O desempenho mais lento está relacionado principalmente às chuvas intensas no Centro-Oeste, especialmente em Mato Grosso, maior produtor nacional da oleaginosa. O aumento da umidade e a redução dos períodos de sol dificultaram a entrada de máquinas nas lavouras e contribuíram para o surgimento de problemas de qualidade dos grãos, sobretudo em áreas do norte do estado.
Segundo analistas do setor, o cenário pode se prolongar nas próximas semanas caso o volume de precipitações continue elevado, já que ainda há grande parte da safra a ser colhida em regiões de ciclo mais tardio.

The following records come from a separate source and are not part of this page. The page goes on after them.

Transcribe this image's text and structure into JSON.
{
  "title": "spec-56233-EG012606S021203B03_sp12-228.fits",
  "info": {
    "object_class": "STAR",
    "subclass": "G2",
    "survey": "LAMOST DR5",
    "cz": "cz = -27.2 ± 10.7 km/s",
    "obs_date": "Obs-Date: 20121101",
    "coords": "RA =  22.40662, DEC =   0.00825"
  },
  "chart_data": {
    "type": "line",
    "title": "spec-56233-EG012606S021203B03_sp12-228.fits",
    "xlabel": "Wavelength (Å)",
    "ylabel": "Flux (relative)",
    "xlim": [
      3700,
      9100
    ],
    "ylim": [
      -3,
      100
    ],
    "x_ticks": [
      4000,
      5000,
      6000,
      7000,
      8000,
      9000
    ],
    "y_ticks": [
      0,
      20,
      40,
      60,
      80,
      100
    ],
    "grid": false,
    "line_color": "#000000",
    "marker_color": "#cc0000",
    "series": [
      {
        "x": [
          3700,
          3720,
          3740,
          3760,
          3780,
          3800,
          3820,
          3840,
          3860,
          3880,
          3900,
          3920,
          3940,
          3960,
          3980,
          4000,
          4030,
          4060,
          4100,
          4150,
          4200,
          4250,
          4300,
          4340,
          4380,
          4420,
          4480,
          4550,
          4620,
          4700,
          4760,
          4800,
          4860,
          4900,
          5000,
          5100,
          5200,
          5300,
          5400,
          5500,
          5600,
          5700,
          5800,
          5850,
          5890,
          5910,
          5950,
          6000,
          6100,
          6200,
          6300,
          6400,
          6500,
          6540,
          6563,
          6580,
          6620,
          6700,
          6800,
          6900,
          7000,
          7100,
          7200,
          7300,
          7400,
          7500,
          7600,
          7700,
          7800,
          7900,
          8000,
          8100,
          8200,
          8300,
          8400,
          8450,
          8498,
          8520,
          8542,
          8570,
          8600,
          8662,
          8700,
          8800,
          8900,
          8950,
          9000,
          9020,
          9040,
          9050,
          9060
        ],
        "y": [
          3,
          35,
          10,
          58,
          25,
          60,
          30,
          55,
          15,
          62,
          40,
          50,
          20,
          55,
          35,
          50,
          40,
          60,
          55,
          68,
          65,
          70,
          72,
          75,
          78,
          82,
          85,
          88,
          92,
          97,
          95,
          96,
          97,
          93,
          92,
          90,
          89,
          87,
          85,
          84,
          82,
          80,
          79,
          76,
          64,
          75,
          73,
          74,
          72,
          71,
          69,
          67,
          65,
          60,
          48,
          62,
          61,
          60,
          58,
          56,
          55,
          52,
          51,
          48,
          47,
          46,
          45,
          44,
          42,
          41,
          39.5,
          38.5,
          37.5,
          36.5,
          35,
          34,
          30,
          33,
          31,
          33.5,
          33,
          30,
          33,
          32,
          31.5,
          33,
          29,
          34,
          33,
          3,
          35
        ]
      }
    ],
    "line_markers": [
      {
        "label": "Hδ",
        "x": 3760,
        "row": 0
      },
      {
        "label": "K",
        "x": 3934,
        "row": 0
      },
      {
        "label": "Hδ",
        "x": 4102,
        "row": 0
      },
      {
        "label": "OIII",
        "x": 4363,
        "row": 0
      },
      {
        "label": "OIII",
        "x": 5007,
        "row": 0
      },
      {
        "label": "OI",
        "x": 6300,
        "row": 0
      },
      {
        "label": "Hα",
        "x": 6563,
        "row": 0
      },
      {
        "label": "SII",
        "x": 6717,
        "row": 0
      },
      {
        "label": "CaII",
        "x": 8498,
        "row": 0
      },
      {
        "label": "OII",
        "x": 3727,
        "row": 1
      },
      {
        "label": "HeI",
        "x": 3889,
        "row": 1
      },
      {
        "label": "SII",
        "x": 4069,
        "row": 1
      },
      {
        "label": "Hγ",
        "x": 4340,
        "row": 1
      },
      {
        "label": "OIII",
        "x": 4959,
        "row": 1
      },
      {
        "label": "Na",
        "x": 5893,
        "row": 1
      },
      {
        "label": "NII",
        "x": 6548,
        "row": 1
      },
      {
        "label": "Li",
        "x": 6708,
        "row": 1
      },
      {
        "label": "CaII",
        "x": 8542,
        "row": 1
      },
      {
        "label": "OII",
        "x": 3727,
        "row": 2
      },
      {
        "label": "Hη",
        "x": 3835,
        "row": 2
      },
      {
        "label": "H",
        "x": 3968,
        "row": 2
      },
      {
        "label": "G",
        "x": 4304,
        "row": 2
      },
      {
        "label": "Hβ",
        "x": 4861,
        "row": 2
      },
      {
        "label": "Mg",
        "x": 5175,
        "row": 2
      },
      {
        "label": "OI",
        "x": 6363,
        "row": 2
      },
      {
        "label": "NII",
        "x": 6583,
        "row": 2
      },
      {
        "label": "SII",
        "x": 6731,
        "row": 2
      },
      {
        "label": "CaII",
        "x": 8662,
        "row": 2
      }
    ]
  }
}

Enquanto o Centro-Oeste enfrenta excesso de chuva, o Sul do país vive situação oposta. No Rio Grande do Sul, a combinação de estiagem e altas temperaturas preocupa produtores, que já começam a contabilizar perdas na produtividade. A expectativa é de que os impactos se intensifiquem caso as chuvas permaneçam irregulares na segunda metade de fevereiro.
Safrinha de milho também avança em ritmo moderado
O plantio da segunda safra de milho 2026, conhecida como safrinha, alcançou 31% da área prevista no Centro-Sul do Brasil, acima dos 22% registrados na semana anterior, mas ainda abaixo do ritmo observado no mesmo período do ano passado.
Mato Grosso lidera o avanço dos trabalhos, seguido pelo Paraná. Contudo, em parte dessas regiões e também em áreas de Mato Grosso do Sul, o calor excessivo e a baixa umidade do solo já causam preocupação entre agricultores, especialmente nas lavouras em fase inicial de germinação e desenvolvimento.
Já a colheita do milho verão 2025/26 também segue mais lenta em relação ao ciclo anterior. Até a última semana, 22% da área havia sido colhida no Centro-Sul, frente a 29% no mesmo período do ano passado. No Rio Grande do Sul, as áreas plantadas mais tardiamente são as mais afetadas pela falta de chuva.
O cenário reforça o impacto direto das condições climáticas sobre o desempenho das safras, influenciando tanto o ritmo das operações no campo quanto as perspectivas de produtividade das principais culturas agrícolas do país.